Toen ze in de tram zat, scheurde ze de enveloppe open. Haar voorgevoel had haar niet bedrogen. Op het geribde papier, dat met een monogram prijkte en een welriekenden geur verspreidde, las zij:
Hoogvereerde Stella.
De zware ziekte van een naasten bloedverwant roept mij plotseling uit deze stad. Daar ge mij zoo standvastig uw woning verzwegen en alle onderzoek daarnaar verboden hebt, vind ik geen anderen weg, dan u onder het adres van den heer Förster te schrijven, en u te verzoeken mij trouw te blijven, ook indien ik geruimen tijd van u verwijderd mocht zijn. Och, het spijt mij, er niet meer werk van gemaakt te hebben. Hadt ge mij maar veroorloofd mij aan de uwen voor te stellen, dan ware mij ten minste de troost der briefwisseling gebleven.

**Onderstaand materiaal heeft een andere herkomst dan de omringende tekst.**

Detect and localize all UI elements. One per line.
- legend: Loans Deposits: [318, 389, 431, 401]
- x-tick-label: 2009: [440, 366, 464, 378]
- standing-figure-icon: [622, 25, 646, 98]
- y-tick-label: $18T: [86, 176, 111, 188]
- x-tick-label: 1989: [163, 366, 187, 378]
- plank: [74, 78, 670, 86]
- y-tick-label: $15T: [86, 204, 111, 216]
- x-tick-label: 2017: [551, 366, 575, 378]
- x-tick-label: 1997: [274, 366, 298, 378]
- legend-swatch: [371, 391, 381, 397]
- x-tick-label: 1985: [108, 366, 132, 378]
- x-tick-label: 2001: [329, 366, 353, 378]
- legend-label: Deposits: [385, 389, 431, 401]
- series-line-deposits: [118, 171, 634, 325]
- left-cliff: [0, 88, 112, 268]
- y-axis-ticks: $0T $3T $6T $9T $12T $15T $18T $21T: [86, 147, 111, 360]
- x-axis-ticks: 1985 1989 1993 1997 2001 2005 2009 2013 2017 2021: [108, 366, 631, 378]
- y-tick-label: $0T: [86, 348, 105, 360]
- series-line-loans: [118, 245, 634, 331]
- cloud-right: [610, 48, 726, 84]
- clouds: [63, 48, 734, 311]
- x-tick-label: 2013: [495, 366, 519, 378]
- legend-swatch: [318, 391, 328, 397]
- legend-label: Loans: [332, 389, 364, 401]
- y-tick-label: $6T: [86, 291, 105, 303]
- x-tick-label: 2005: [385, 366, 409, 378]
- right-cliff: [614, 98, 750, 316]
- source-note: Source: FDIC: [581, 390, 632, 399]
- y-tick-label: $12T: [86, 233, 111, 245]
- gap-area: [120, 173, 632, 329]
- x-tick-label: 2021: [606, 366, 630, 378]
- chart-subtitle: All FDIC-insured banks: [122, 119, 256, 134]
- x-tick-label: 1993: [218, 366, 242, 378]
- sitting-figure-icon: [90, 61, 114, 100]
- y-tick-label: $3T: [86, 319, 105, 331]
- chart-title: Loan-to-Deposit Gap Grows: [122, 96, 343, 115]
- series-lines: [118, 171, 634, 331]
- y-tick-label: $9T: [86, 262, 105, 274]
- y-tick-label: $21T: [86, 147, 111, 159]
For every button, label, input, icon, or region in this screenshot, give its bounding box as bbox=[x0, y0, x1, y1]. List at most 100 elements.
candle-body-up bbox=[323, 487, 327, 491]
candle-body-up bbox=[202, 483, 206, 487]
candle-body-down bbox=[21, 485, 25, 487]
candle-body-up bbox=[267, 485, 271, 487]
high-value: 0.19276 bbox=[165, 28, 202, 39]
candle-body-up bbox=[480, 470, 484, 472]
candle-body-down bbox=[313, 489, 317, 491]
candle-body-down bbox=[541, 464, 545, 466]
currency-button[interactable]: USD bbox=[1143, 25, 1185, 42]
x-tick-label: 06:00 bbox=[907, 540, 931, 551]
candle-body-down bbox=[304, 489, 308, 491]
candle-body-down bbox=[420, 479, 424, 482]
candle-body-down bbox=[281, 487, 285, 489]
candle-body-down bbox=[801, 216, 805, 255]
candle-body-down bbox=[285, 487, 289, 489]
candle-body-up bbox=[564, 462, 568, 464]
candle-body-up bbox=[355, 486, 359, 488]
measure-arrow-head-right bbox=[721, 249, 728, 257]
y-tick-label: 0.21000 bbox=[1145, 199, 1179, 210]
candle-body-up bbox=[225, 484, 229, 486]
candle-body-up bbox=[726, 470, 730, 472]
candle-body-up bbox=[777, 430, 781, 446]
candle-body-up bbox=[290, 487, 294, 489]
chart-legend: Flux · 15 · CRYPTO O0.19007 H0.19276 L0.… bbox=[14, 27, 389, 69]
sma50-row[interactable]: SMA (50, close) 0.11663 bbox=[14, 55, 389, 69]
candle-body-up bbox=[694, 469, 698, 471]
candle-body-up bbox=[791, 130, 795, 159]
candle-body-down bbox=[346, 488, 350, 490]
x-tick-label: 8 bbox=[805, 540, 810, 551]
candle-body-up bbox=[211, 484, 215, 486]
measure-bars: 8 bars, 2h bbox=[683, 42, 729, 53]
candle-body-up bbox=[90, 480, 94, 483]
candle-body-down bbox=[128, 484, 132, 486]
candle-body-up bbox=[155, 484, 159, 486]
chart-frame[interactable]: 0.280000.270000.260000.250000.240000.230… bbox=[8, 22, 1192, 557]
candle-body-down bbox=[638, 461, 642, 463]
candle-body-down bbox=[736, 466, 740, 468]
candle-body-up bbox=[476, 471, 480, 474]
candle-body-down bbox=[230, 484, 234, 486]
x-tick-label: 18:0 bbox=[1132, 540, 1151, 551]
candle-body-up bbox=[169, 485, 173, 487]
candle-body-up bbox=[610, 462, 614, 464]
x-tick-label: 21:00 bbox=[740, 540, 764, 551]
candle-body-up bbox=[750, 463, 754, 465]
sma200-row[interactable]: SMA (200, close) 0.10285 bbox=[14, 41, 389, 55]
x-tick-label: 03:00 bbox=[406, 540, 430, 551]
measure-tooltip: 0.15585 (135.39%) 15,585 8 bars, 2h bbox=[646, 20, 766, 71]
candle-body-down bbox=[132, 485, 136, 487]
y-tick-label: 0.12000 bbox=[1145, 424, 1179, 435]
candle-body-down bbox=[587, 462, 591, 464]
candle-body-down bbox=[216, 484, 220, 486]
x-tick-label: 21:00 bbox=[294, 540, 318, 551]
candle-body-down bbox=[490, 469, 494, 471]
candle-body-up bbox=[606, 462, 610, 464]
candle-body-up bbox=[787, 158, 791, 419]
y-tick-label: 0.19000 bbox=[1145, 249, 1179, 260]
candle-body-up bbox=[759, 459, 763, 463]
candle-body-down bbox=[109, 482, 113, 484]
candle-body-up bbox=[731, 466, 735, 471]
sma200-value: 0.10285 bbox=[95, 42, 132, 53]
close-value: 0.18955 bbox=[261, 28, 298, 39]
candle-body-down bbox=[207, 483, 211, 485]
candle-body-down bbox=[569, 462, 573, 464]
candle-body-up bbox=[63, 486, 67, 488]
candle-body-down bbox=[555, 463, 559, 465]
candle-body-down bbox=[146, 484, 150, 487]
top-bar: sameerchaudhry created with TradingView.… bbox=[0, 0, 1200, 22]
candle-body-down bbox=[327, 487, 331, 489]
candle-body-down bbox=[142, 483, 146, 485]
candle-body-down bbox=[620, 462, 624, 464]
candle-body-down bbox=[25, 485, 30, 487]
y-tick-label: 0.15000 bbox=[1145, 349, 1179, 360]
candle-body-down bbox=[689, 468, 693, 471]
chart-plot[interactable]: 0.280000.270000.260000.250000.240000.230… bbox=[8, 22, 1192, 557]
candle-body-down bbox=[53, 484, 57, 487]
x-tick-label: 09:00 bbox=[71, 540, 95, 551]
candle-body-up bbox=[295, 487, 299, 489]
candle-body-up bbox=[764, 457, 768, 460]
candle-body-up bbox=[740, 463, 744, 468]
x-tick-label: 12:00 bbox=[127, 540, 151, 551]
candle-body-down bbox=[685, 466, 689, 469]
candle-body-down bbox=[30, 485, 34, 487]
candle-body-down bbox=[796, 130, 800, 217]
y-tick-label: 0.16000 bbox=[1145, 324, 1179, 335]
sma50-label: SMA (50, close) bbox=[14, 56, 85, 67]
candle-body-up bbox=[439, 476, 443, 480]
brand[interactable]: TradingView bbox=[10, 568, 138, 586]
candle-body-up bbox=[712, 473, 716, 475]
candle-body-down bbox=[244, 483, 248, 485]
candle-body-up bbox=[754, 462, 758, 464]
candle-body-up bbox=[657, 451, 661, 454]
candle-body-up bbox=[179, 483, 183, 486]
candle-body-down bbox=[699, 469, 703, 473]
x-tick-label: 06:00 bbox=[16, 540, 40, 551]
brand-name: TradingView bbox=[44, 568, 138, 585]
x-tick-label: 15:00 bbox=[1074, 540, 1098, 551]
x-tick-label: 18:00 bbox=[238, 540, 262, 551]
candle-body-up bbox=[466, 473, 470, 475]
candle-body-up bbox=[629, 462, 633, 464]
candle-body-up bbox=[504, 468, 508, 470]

Wanneer gij een klein weinigje welwillendheid voor mij hebt, zend mij dan een vriendelijken groet naar Delmenhorst bij Bremen poste-restante. Blijf aan mij denken, ook wanneer onze scheiding van langeren duur zou zijn dan ik hoop.
Uw toegenegen
Willi Holm.
Gehoor gevend aan haar eerste opwelling, verscheurde Elisabeth den brief, maar legde daarna de stukken naast elkaar en stak ze in haar zak, om thuis nog eens met kalmte en overleg het schrijven door te zien. Er was toch eigenlijk niet veel op aan te merken. Op een vrijerij achter den rug van de ouders scheen de schrijver het niet gemunt te hebben. Toch gaf het jonge meisje er de voorkeur aan, haar zuster daar niets van te zeggen. Stella was weer opgewekt evenals vroeger, ze werkte ijverig, mijnheer Förster zond veel bestellingen en maar zelden verlangde hij Stella persoonlijk te spreken.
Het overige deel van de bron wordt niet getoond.